Un groupe de travail appelle à un renforcement de la protection contre le changement climatique et le bruit des avions dans la région Rhin-Main
Le Groupe de travail municipal Rhin-Main (KAGZRM) a vivement critiqué la nouvelle stratégie aéronautique du gouvernement allemand. Selon le groupe de travail, les aspects environnementaux et sanitaires ne sont pas suffisamment pris en compte dans le document stratégique. Le KAGZRM regroupe 36 communes de la région Rhin-Main, ainsi que l'Alliance des initiatives citoyennes (BBI) et la branche hessoise de la Fédération allemande pour l'environnement et la protection de la nature (BUND).
Avec sa nouvelle stratégie aéronautique, le gouvernement fédéral allemand vise à consolider la position de l'Allemagne comme nation leader du secteur et à renforcer la compétitivité de l'industrie. Du point de vue de la KAGZRM (Association des compagnies aériennes allemandes), l'accent est toutefois mis avant tout sur la croissance du trafic aérien.
Critiques des objectifs de protection du climat
Le groupe de travail critique le fait que, si la neutralité climatique d'ici à 2050 est formulée comme un objectif, les mesures concrètes et les exigences contraignantes pour sa mise en œuvre font largement défaut.

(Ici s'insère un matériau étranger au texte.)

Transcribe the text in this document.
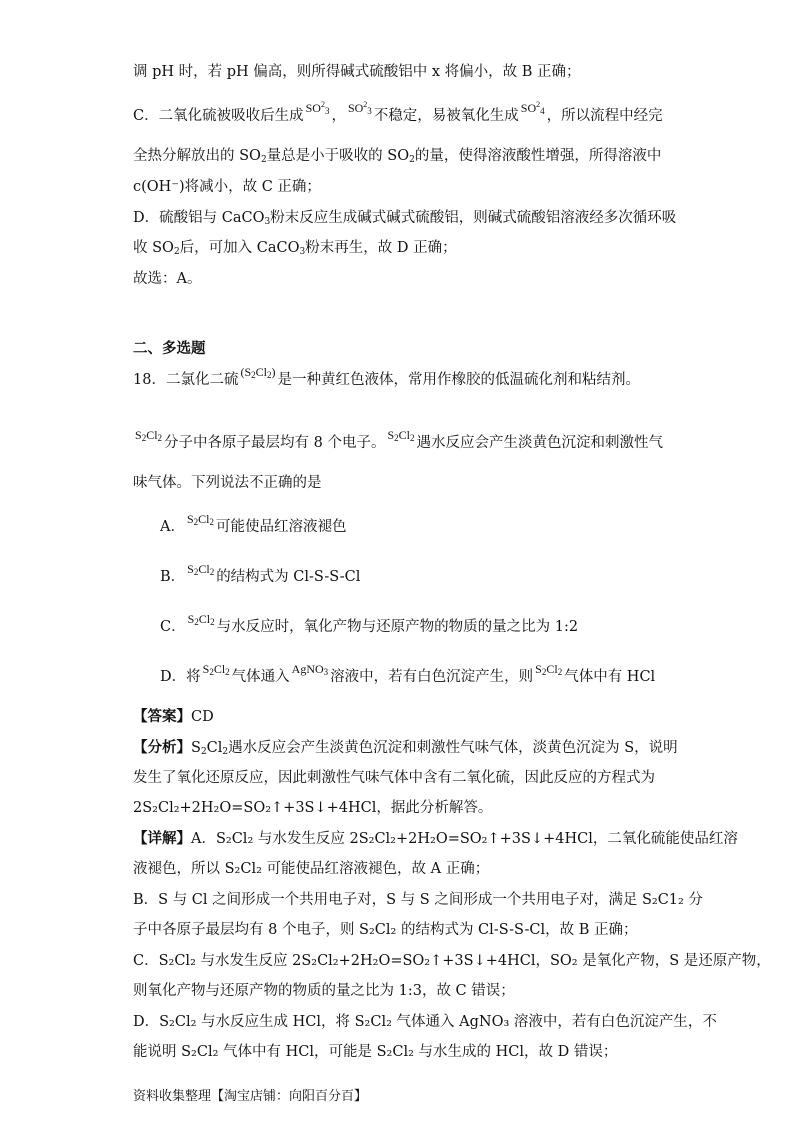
调 pH 时，若 pH 偏高，则所得碱式硫酸铝中 x 将偏小，故 B 正确；
C．二氧化硫被吸收后生成 $SO^2_3$ ， $SO^2_3$ 不稳定，易被氧化生成 $SO^2_4$ ，所以流程中经完
全热分解放出的 $SO_2$量总是小于吸收的 $SO_2$的量，使得溶液酸性增强，所得溶液中
c(OH⁻)将减小，故 C 正确；
D．硫酸铝与 CaCO$_3$粉末反应生成碱式碱式硫酸铝，则碱式硫酸铝溶液经多次循环吸
收 $SO_2$后，可加入 CaCO$_3$粉末再生，故 D 正确；
故选：A。
二、多选题
18．二氯化二硫 $(S_2Cl_2)$ 是一种黄红色液体，常用作橡胶的低温硫化剂和粘结剂。
$S_2Cl_2$ 分子中各原子最层均有 8 个电子。 $S_2Cl_2$ 遇水反应会产生淡黄色沉淀和刺激性气
味气体。下列说法不正确的是
A． $S_2Cl_2$ 可能使品红溶液褪色
B． $S_2Cl_2$ 的结构式为 Cl-S-S-Cl
C． $S_2Cl_2$ 与水反应时，氧化产物与还原产物的物质的量之比为 1:2
D．将 $S_2Cl_2$ 气体通入 AgNO$_3$ 溶液中，若有白色沉淀产生，则 $S_2Cl_2$ 气体中有 HCl
【答案】CD
【分析】$S_2Cl_2$遇水反应会产生淡黄色沉淀和刺激性气味气体，淡黄色沉淀为 S，说明
发生了氧化还原反应，因此刺激性气味气体中含有二氧化硫，因此反应的方程式为
2S₂Cl₂+2H₂O=SO₂↑+3S↓+4HCl，据此分析解答。
【详解】A．S₂Cl₂ 与水发生反应 2S₂Cl₂+2H₂O=SO₂↑+3S↓+4HCl，二氧化硫能使品红溶
液褪色，所以 S₂Cl₂ 可能使品红溶液褪色，故 A 正确；
B．S 与 Cl 之间形成一个共用电子对，S 与 S 之间形成一个共用电子对，满足 S₂C1₂ 分
子中各原子最层均有 8 个电子，则 S₂Cl₂ 的结构式为 Cl-S-S-Cl，故 B 正确；
C．S₂Cl₂ 与水发生反应 2S₂Cl₂+2H₂O=SO₂↑+3S↓+4HCl，SO₂ 是氧化产物，S 是还原产物，
则氧化产物与还原产物的物质的量之比为 1:3，故 C 错误；
D．S₂Cl₂ 与水反应生成 HCl，将 S₂Cl₂ 气体通入 AgNO₃ 溶液中，若有白色沉淀产生，不
能说明 S₂Cl₂ 气体中有 HCl，可能是 S₂Cl₂ 与水生成的 HCl，故 D 错误；
资料收集整理【淘宝店铺：向阳百分百】
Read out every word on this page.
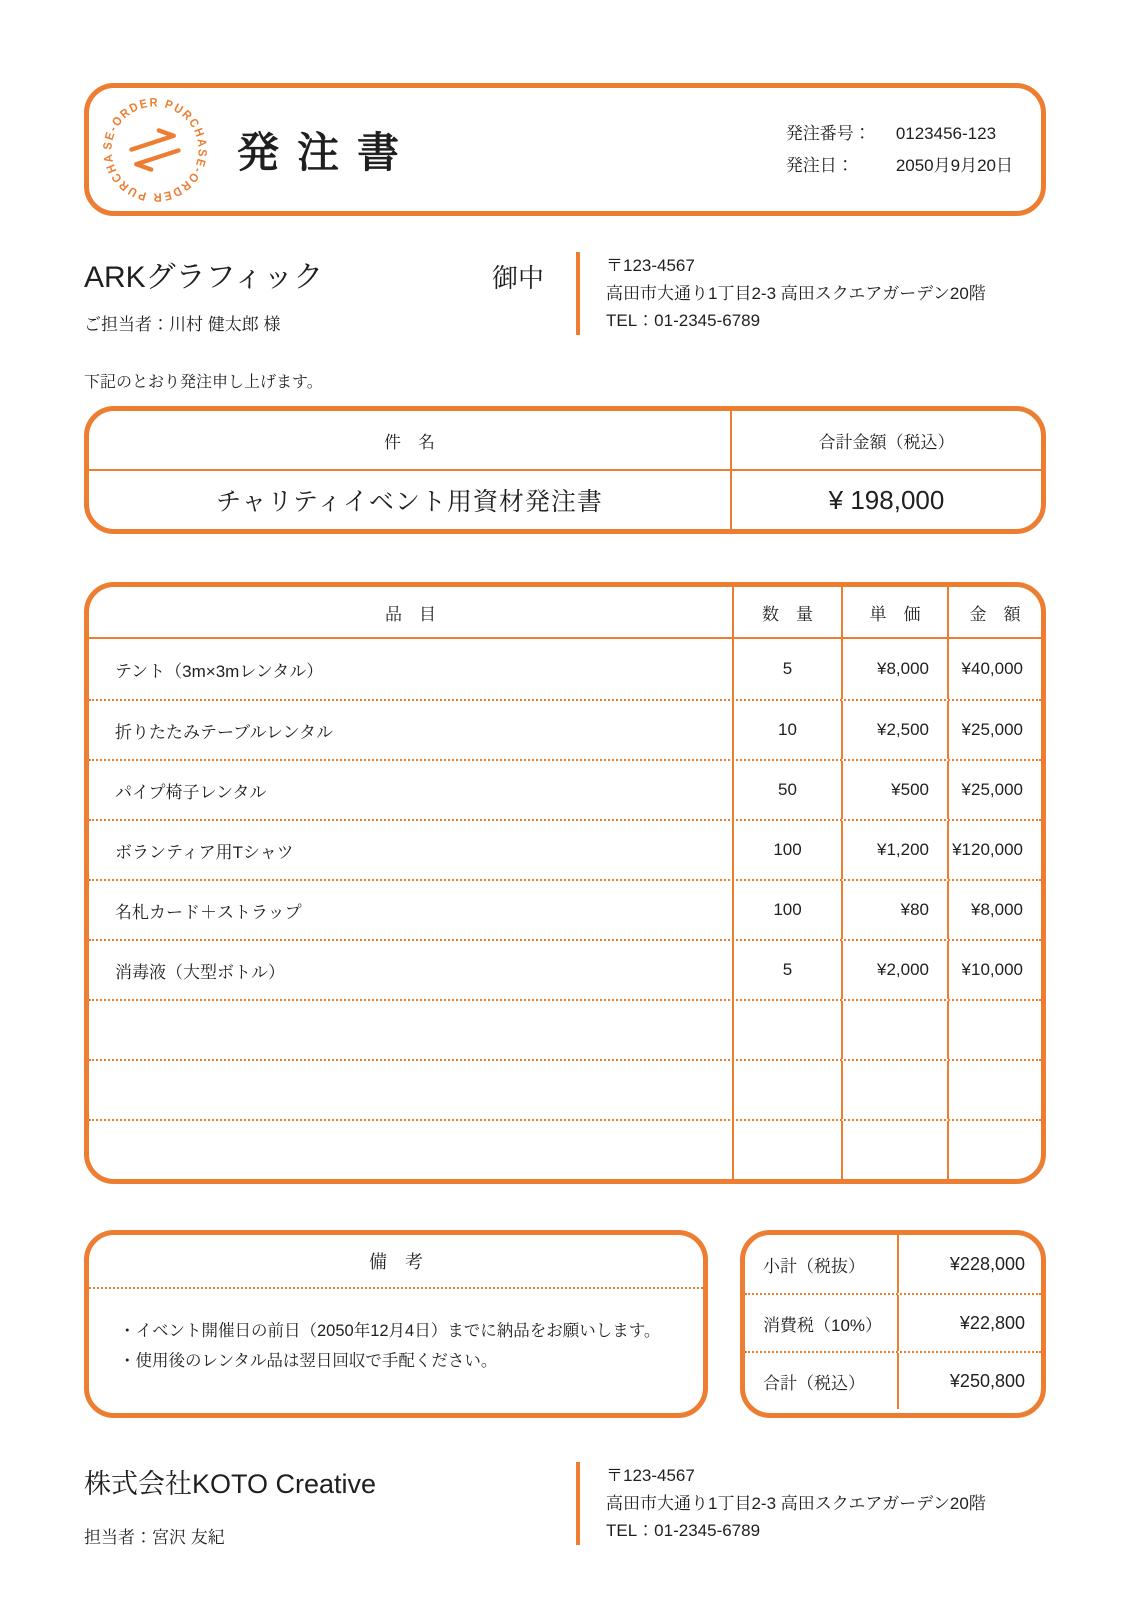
SE-ORDER PURCHASE-ORDER PURCHA	発注書	発注番号： 0123456-123
発注日： 2050月9月20日
ARKグラフィック	御中
ご担当者：川村 健太郎 様
〒123-4567
高田市大通り1丁目2-3 高田スクエアガーデン20階
TEL：01-2345-6789

下記のとおり発注申し上げます。

件　名	合計金額（税込）
チャリティイベント用資材発注書	¥ 198,000
品　目	数　量	単　価	金　額
テント（3m×3mレンタル）	5	¥8,000	¥40,000
折りたたみテーブルレンタル	10	¥2,500	¥25,000
パイプ椅子レンタル	50	¥500	¥25,000
ボランティア用Tシャツ	100	¥1,200	¥120,000
名札カード＋ストラップ	100	¥80	¥8,000
消毒液（大型ボトル）	5	¥2,000	¥10,000
備　考
・イベント開催日の前日（2050年12月4日）までに納品をお願いします。
・使用後のレンタル品は翌日回収で手配ください。
小計（税抜）	¥228,000
消費税（10%）	¥22,800
合計（税込）	¥250,800
株式会社KOTO Creative
担当者：宮沢 友紀
〒123-4567
高田市大通り1丁目2-3 高田スクエアガーデン20階
TEL：01-2345-6789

Selon le KAGZRM, s'appuyer uniquement sur les progrès technologiques et les incitations financières est insuffisant. Des mesures contraignantes sont nécessaires pour réduire efficacement les émissions de gaz à effet de serre et limiter leur impact sur la population.
« Une stratégie aéronautique pérenne doit garantir le respect d’objectifs climatiques ambitieux et protéger nos ressources naturelles. Parallèlement, des objectifs clairs et contraignants de réduction de la pollution sonore des avions sont nécessaires », explique Thomas Will, président du conseil d’administration de KAGZRM.
Inquiétudes concernant l'aéroport de Francfort
L'Association des exploitants d'aéroports allemands (KAGZRM) est particulièrement préoccupée par l'impact potentiel sur l'aéroport de Francfort. La mise en service du terminal 3 a permis de créer des capacités supplémentaires susceptibles d'entraîner une nouvelle augmentation du trafic aérien.
Par ailleurs, le groupe de travail considère comme cruciale la demande d'une plus grande flexibilité des horaires d'ouverture des aéroports. Le document stratégique propose qu'à l'avenir, davantage d'aéroports fonctionnent 24 heures sur 24 et soient de plus en plus utilisés comme aéroports de dégagement civils et militaires.
La KAGZRM craint que l'aéroport de Francfort ne soit également affecté à long terme. Elle s'inquiète notamment d'un éventuel assouplissement des restrictions actuelles sur les vols de nuit ou d'une augmentation de la fréquence des dérogations.
Demande d'une interdiction des vols de nuit plus longue
Le groupe de travail réclame depuis des années l'extension de l'interdiction des vols de nuit à l'aéroport de Francfort. Actuellement en vigueur de 23h à 5h, cette interdiction devrait être étendue de 22h à 6h, selon la KAGZRM.
L'organisation cite des études scientifiques démontrant que le bruit des avions la nuit est particulièrement nocif pour la santé. De nombreux vols sont déjà concentrés aux heures précédant et suivant l'interdiction des vols de nuit, perturbant ainsi le sommeil de nombreux riverains.
Aucun autre mouvement de vol requis
Selon son propre communiqué, la KAGZRM rejette toute augmentation du trafic aérien à l'aéroport de Francfort au-delà des chiffres approuvés. Un trafic aérien accru engendrerait une pollution sonore supplémentaire, une hausse des émissions polluantes et des contraintes supplémentaires pour la population de la région Rhin-Main.
Par ailleurs, le groupe de travail exige la suppression des incitations financières destinées à favoriser la croissance du trafic aérien à l'aéroport de Francfort.
« Les intérêts économiques ne doivent plus être poursuivis au détriment de la santé et de la qualité de vie des populations de la région », conclut KAGZRM.